Pensiamo, ad esempio, al prezzo dei pop corn: al supermercato costano pochi centesimi, al cinema dieci volte di più. Perché succede questo? Perché per molti di noi al cinema non possono assolutamente mancare i pop corn da mangiare durante la proiezione, questo permette all’esercizio commerciale di effettuare un ricarico così alto.

Un altro elemento fondamentale da considerare è intercettare il bisogno che il consumatore necessita venga soddisfatto. Un prodotto che non risponde ad alcun bisogno è un prodotto destinato a vita breve.

Considerato questo, possiamo fare una riflessione sul ruolo dell’agente di commercio e, in modo particolare, sulla sua evoluzione. Il ruolo dell’agente nasce insieme alla diffusione delle imprese commerciali, che in Italia rappresentano un tessuto molto denso di piccole e medie aziende, con un’unica parola chiave: vendere vendere vendere.

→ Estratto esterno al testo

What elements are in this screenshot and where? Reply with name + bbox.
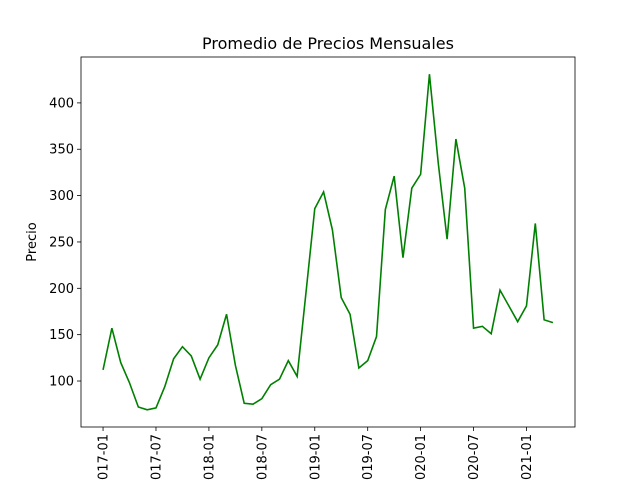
x-tick-label: 2018-01 [202,434,217,480]
y-axis-label: Precio [25,222,40,261]
y-tick-label: 200 [49,282,74,297]
y-tick-label: 400 [49,96,74,111]
x-tick-label: 2017-01 [97,434,112,480]
x-tick-label: 2020-01 [414,434,429,480]
x-tick-label: 2021-01 [520,434,535,480]
x-tick-label: 2020-07 [467,434,482,480]
x-tick-label: 2018-07 [255,434,270,480]
y-tick-label: 100 [49,375,74,390]
plot-frame [80,56,576,428]
y-tick-label: 350 [49,143,74,158]
y-tick-label: 150 [49,328,74,343]
y-tick-label: 250 [49,235,74,250]
y-tick-label: 300 [49,189,74,204]
x-tick-label: 2019-07 [361,434,376,480]
price-line [102,74,554,411]
x-tick-label: 2017-07 [149,434,164,480]
x-tick-label: 2019-01 [308,434,323,480]
chart-title: Promedio de Precios Mensuales [202,34,454,53]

Non importa con quali modalità o a quale prezzo, era fondamentale vendere il più possibile.

Con il passare degli anni il ruolo del venditore puro si sta diversificando e acquista sempre più i connotati di un consulente commerciale. Qual è la differenza tra il venditore tradizionale e il consulente commerciale?

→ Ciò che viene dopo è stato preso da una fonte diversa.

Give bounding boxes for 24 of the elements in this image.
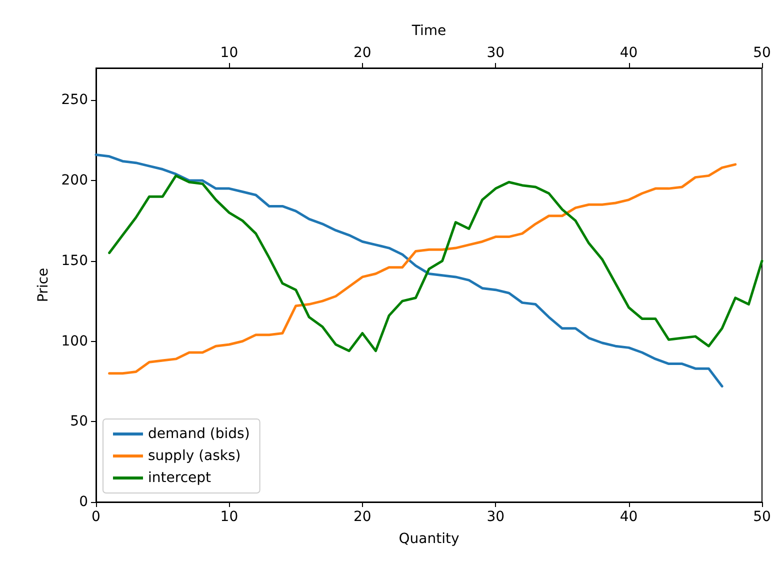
y-tick-label: 150 [61,252,88,269]
y-tick-label: 250 [61,92,88,108]
x2-tick-label: 10 [220,45,238,61]
x-axis-title: Quantity [398,531,460,547]
x2-tick-label: 50 [753,45,771,61]
y-tick-label: 100 [61,333,88,350]
x2-axis-title: Time [410,23,446,39]
x2-tick-label: 40 [620,45,638,61]
x2-tick-label: 20 [353,45,372,61]
y-tick-label: 50 [70,414,88,430]
x-tick-label: 40 [620,509,638,525]
x2-tick-label: 30 [486,45,505,61]
y-axis-title: Price [35,268,52,302]
legend-label: intercept [148,470,212,486]
x-tick-label: 50 [753,509,771,525]
y-tick-label: 0 [79,494,88,510]
legend-label: demand (bids) [148,426,250,442]
x-tick-label: 20 [353,509,372,525]
legend-label: supply (asks) [148,448,241,464]
x-tick-label: 0 [92,509,100,525]
y-tick-label: 200 [61,172,88,189]
line-series [108,174,764,352]
x-tick-label: 10 [220,509,238,525]
x-tick-label: 30 [486,509,505,525]
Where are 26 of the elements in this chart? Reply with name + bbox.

Sicuramente quest’ultimo è molto più attento alla soddisfazione del cliente, instaurando con lui un rapporto maggiormente improntato sulla fiducia. Possiede, inoltre, un’estrema conoscenza del prodotto e delle sue caratteristiche, sa sfruttare le leve di marketing per persuadere il cliente all’acquisto, ne sa mettere in luce i punti di forza e gli elementi di differenziazione rispetto alla concorrenza.

L’agente di commercio dei nostri giorni svolge ore e ore di formazione specifica non solo sul prodotto ma anche sulle tecniche di vendita e ha acquisito competenze digitali. Alla formazione si aggiunge l’ausilio delle tecnologie, tutte le informazioni che fino a qualche anno fa erano solo nella testa del venditore ora costituiscono il patrimonio dell’azienda e vengono raccolte e fruite attraverso CRM e software per agenti di commercio; gli ordini che prima si facevano contattando telefonicamente l’azienda, ora si effettuano con il tablet davanti al cliente, in tempo reale.

Ciò che non è cambiato, nel passaggio da venditore puro a consulente commerciale, è la professionalità dell’intermediario commerciale.